What I am less clear about is whether it was a reaction to Gove's failed putsch that the Chancellor then decided to write in The Times that there's no point in spending big money now on a no-deal scenario.
And it's not only me who can't quite fathom the Chancellor's motives. I am reliably told that the Prime Minister was this morning utterly bemused by what Philip Hammond is up to.
Apart from anything else, it does not look to me as if the PM is ready to start building new customs houses on the South Coast, as a contingency against a possible hard no-deal Brexit (to digress for a moment, and for the benefit of aficionados of Brexit complexities, Eurotunnel is apparently warning that there's nowhere obvious to put these customs houses in any case).
So in that sense Hammond is in the ascendant - and given the deep mistrust with which he is held by so many of his parliamentary colleagues, it is slightly odd perhaps that he wanted to make his ascendancy more conspicuous.
His Times swagger is why the PM presumably felt she had no option but to make it look as though she was slapping him down, when at PMQs she said the Government would spend whatever it takes to deliver any kind of Brexit (though of course this was that political classic, an expedient though illusory slap down - because she's still in essence following the Hammond route map).
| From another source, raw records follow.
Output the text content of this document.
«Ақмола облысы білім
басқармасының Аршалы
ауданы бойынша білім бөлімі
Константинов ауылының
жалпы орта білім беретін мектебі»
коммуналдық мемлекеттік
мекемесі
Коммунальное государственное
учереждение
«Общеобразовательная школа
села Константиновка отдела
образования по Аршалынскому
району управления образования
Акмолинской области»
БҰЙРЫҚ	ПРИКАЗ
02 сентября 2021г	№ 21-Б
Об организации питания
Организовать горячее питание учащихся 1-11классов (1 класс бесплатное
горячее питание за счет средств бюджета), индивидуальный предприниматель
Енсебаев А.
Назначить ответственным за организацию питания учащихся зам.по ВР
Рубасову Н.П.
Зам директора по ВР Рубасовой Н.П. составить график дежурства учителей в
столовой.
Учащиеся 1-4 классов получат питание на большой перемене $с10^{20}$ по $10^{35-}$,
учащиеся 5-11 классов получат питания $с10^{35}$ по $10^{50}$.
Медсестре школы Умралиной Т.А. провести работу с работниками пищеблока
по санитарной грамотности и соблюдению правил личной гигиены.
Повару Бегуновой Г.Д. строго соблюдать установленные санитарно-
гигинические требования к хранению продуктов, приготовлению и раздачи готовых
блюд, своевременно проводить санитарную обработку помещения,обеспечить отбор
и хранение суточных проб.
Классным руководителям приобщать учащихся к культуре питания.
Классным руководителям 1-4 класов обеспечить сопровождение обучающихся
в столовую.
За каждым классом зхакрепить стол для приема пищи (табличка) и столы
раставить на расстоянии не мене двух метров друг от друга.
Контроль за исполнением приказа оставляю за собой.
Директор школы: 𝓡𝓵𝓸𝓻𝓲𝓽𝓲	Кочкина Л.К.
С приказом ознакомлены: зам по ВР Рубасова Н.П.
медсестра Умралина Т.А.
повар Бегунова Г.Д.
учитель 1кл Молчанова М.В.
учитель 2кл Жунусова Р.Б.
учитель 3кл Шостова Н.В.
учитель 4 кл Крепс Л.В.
If after reading about those Byzantine shenanigans you are still with me (gosh, you are brave), I have a little more of this stuff to unload on you.
First is that next week's EU council is highly unlikely to deliver either a nod that we'll get that controversial two-year Brexit transition period, or that we can now start trade negotiations.
The reason is simply that the EU's two most powerful nations, Germany and France, are for different reasons in no rush to move talks on to the next phases.
Second is that make or break time will therefore be the December summit. And as I have bored you rigid about before, that's when we'll have a fairer idea whether it's deal or no deal.
And if it looks like no deal, that's when the Chancellor will feel obliged to open his cheque book and start paying for the substantial additional ports infrastructure we would urgently need.